What’s the best way to think?
A colleague recently sent me a link to this article at the Harvard Business Review, which suggests it’s a waste of time to organize your email and, by extension, your life more generally. Where possible, use technology to search so you don’t have to spend your time organizing needlessly.
She asked what I thought, and it’s kind of an interesting issue, so I thought I’d post my reply here:
It is interesting. I had heard that bit about how it’s better to not sort email into folders, but just to do a good search (assuming you’ve got a good search engine, that is). I think there’s a lot of truth to that. I rely heavily on Spotlight [the Apple search program, for those of you who aren't Mac users] to find files, and (usually) it works–although when it doesn’t work, I’m glad I have a system of folders.
I’m not completely convinced about where he ends up. It makes a kind of sense–my wife loves having an administrative assistant to do work for her, and if computers can do that for the rest of us, then why not? It’s not like organizing and filing are inherently virtuous activities. However, he ends with an assumption that you can divorce outcomes from organization, and it seems to me that thinking about organization is part of thinking about outcomes. You don’t know how to organize effectively unless you know what your goal is and how to get there; therefore, part of organizing is thinking about what your goal is and how to get there. And I’d be concerned that without that reflection on organizing yourself, you’d end up approaching the task in a not-thought-out and therefore not efficient way.

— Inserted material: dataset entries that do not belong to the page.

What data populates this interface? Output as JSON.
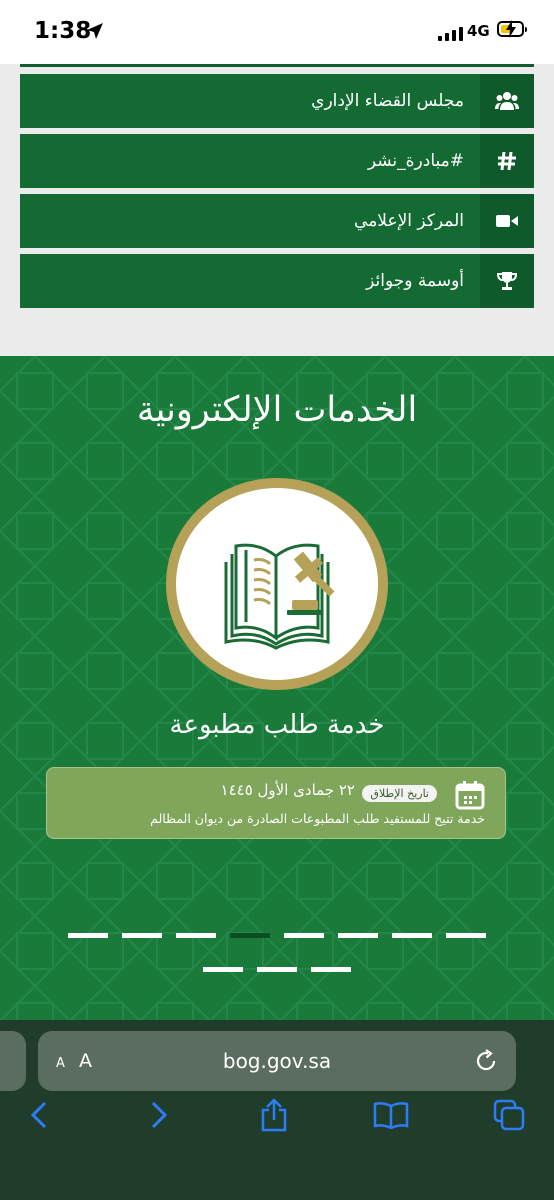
{
  "status_bar": {
    "time": "1:38",
    "network": "4G"
  },
  "menu": {
    "items": [
      {
        "label": "مجلس القضاء الإداري",
        "icon": "users-icon"
      },
      {
        "label": "#مبادرة_نشر",
        "icon": "hashtag-icon"
      },
      {
        "label": "المركز الإعلامي",
        "icon": "video-camera-icon"
      },
      {
        "label": "أوسمة وجوائز",
        "icon": "trophy-icon"
      }
    ]
  },
  "services": {
    "title": "الخدمات الإلكترونية",
    "service_name": "خدمة طلب مطبوعة",
    "card": {
      "badge": "تاريخ الإطلاق",
      "date": "٢٢ جمادى الأول ١٤٤٥",
      "description": "خدمة تتيح للمستفيد طلب المطبوعات الصادرة من ديوان المظالم"
    },
    "pagination": {
      "row1_count": 8,
      "row2_count": 3,
      "active_index": 3
    }
  },
  "browser": {
    "url": "bog.gov.sa",
    "aa_label": "AA"
  },
  "colors": {
    "menu_green": "#136b33",
    "menu_icon_green": "#0f5a2a",
    "services_green": "#1a7a3a",
    "emblem_gold": "#b5a158",
    "card_green": "#7fa65a",
    "browser_bar": "#1f3d2a",
    "toolbar_blue": "#2f7df6"
  }
}
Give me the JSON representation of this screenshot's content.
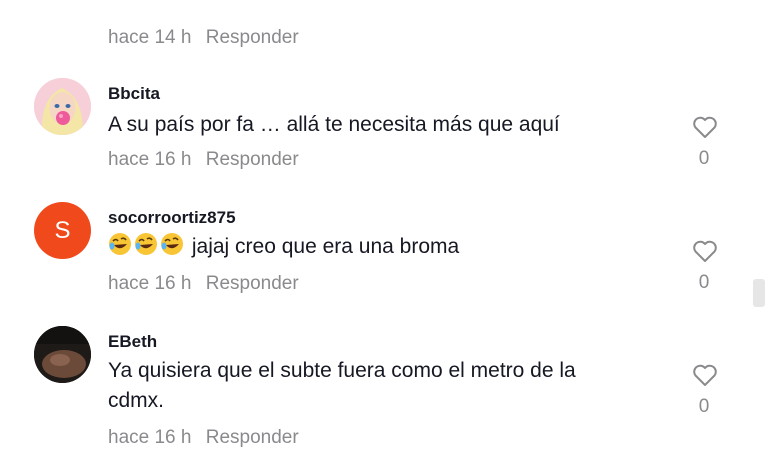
{
  "previous_comment": {
    "time": "hace 14 h",
    "reply": "Responder"
  },
  "comments": [
    {
      "username": "Bbcita",
      "text": "A su país por fa … allá te necesita más que aquí",
      "time": "hace 16 h",
      "reply": "Responder",
      "likes": "0",
      "avatar": "doll-avatar"
    },
    {
      "username": "socorroortiz875",
      "emoji_prefix": [
        "rolling-on-floor-laughing",
        "rolling-on-floor-laughing",
        "rolling-on-floor-laughing"
      ],
      "text": "jajaj creo que era una broma",
      "time": "hace 16 h",
      "reply": "Responder",
      "likes": "0",
      "avatar_letter": "S",
      "avatar_color": "#f04a1c"
    },
    {
      "username": "EBeth",
      "text_line1": "Ya quisiera que el subte fuera como el metro de la",
      "text_line2": "cdmx.",
      "time": "hace 16 h",
      "reply": "Responder",
      "likes": "0",
      "avatar": "dark-photo-avatar"
    }
  ],
  "colors": {
    "text": "#161823",
    "muted": "#8a8a8e",
    "accent": "#f04a1c"
  },
  "icons": {
    "like": "heart-outline-icon"
  }
}
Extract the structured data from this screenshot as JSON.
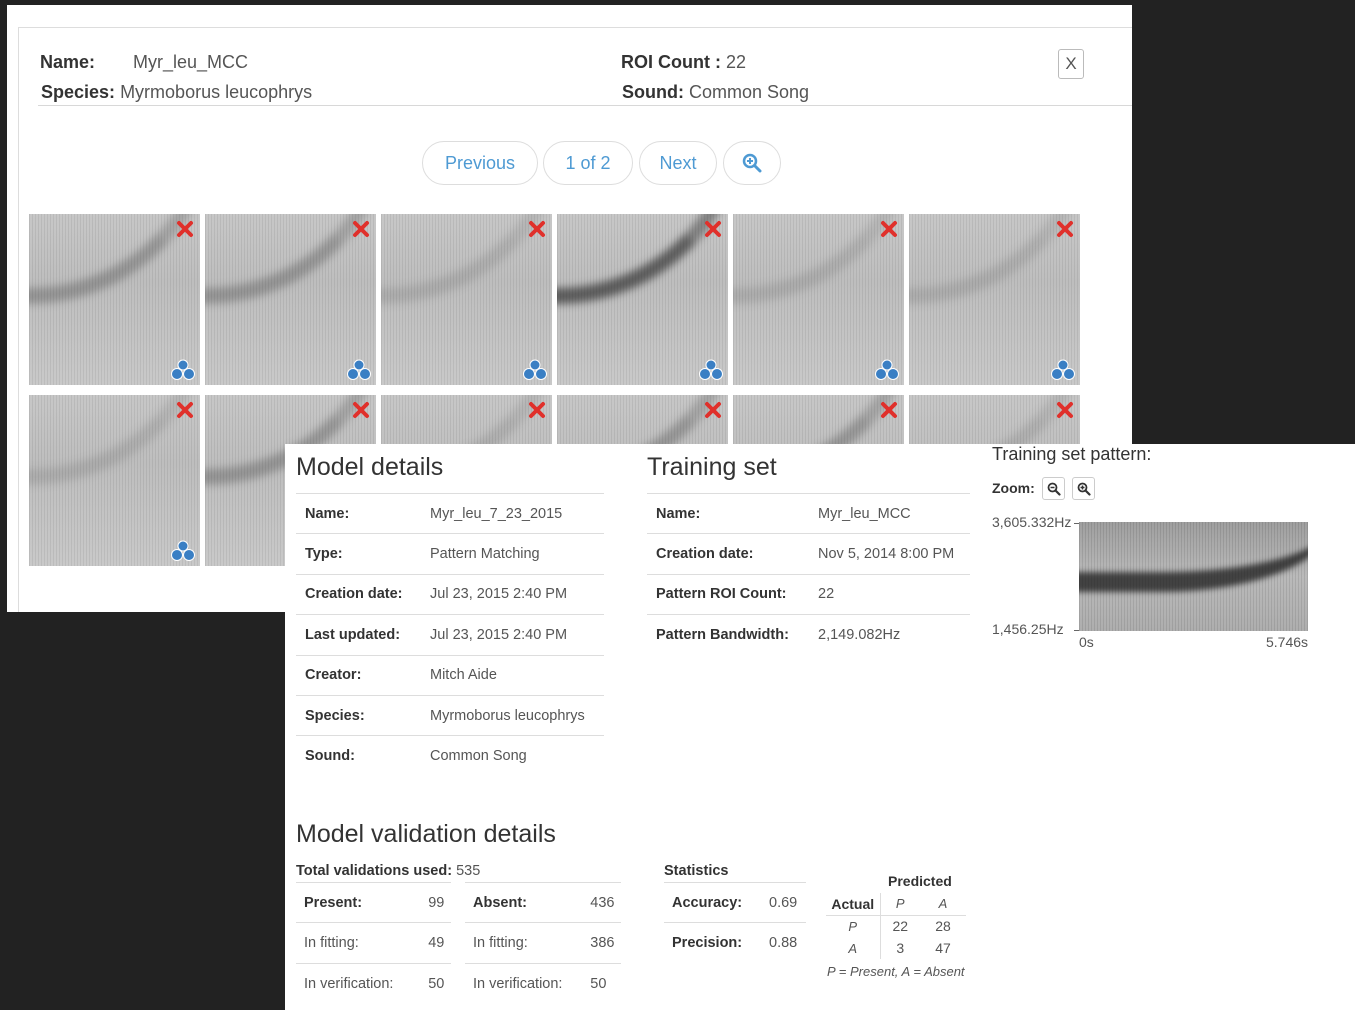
{
  "roi_dialog": {
    "name_label": "Name:",
    "name_value": "Myr_leu_MCC",
    "species_label": "Species:",
    "species_value": "Myrmoborus leucophrys",
    "roi_count_label": "ROI Count :",
    "roi_count_value": "22",
    "sound_label": "Sound:",
    "sound_value": "Common Song",
    "close_label": "X",
    "pager": {
      "previous": "Previous",
      "page": "1 of 2",
      "next": "Next"
    }
  },
  "model_details": {
    "title": "Model details",
    "rows": [
      {
        "key": "Name:",
        "value": "Myr_leu_7_23_2015"
      },
      {
        "key": "Type:",
        "value": "Pattern Matching"
      },
      {
        "key": "Creation date:",
        "value": "Jul 23, 2015 2:40 PM"
      },
      {
        "key": "Last updated:",
        "value": "Jul 23, 2015 2:40 PM"
      },
      {
        "key": "Creator:",
        "value": "Mitch Aide"
      },
      {
        "key": "Species:",
        "value": "Myrmoborus leucophrys"
      },
      {
        "key": "Sound:",
        "value": "Common Song"
      }
    ]
  },
  "training_set": {
    "title": "Training set",
    "rows": [
      {
        "key": "Name:",
        "value": "Myr_leu_MCC"
      },
      {
        "key": "Creation date:",
        "value": "Nov 5, 2014 8:00 PM"
      },
      {
        "key": "Pattern ROI Count:",
        "value": "22"
      },
      {
        "key": "Pattern Bandwidth:",
        "value": "2,149.082Hz"
      }
    ]
  },
  "training_pattern": {
    "title": "Training set pattern:",
    "zoom_label": "Zoom:",
    "freq_max": "3,605.332Hz",
    "freq_min": "1,456.25Hz",
    "time_min": "0s",
    "time_max": "5.746s"
  },
  "validation": {
    "title": "Model validation details",
    "total_label": "Total validations used:",
    "total_value": "535",
    "present": [
      {
        "key": "Present:",
        "value": "99"
      },
      {
        "key": "In fitting:",
        "value": "49"
      },
      {
        "key": "In verification:",
        "value": "50"
      }
    ],
    "absent": [
      {
        "key": "Absent:",
        "value": "436"
      },
      {
        "key": "In fitting:",
        "value": "386"
      },
      {
        "key": "In verification:",
        "value": "50"
      }
    ],
    "statistics_label": "Statistics",
    "statistics": [
      {
        "key": "Accuracy:",
        "value": "0.69"
      },
      {
        "key": "Precision:",
        "value": "0.88"
      }
    ],
    "confusion": {
      "predicted_label": "Predicted",
      "actual_label": "Actual",
      "p": "P",
      "a": "A",
      "pp": "22",
      "pa": "28",
      "ap": "3",
      "aa": "47",
      "legend": "P = Present, A = Absent"
    }
  },
  "colors": {
    "link": "#4e9ad3",
    "remove_red": "#e0302b",
    "cluster_blue": "#3a7fc4"
  }
}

It seems to me this is a variation on the books-vs-internet debate that is sort-of ongoing. Those who bemoan the lack of books say it will hinder concentrated, focused thinking. Those who celebrate the decline of the traditional book say it allows a new, better, more free-form and associative form of thinking. I tend to put myself in the former camp, but recognize that may be because of my personality, my upbringing, and my preference. But if you like the “internet way of thinking” then you’d probably like the “there’s no need to organize yourself” approach. The assumption for both is that free-form, open-ended thinking is most productive. While that may be true for some, extremely creative people, I’m not sure that’s true for everybody, or even for most people.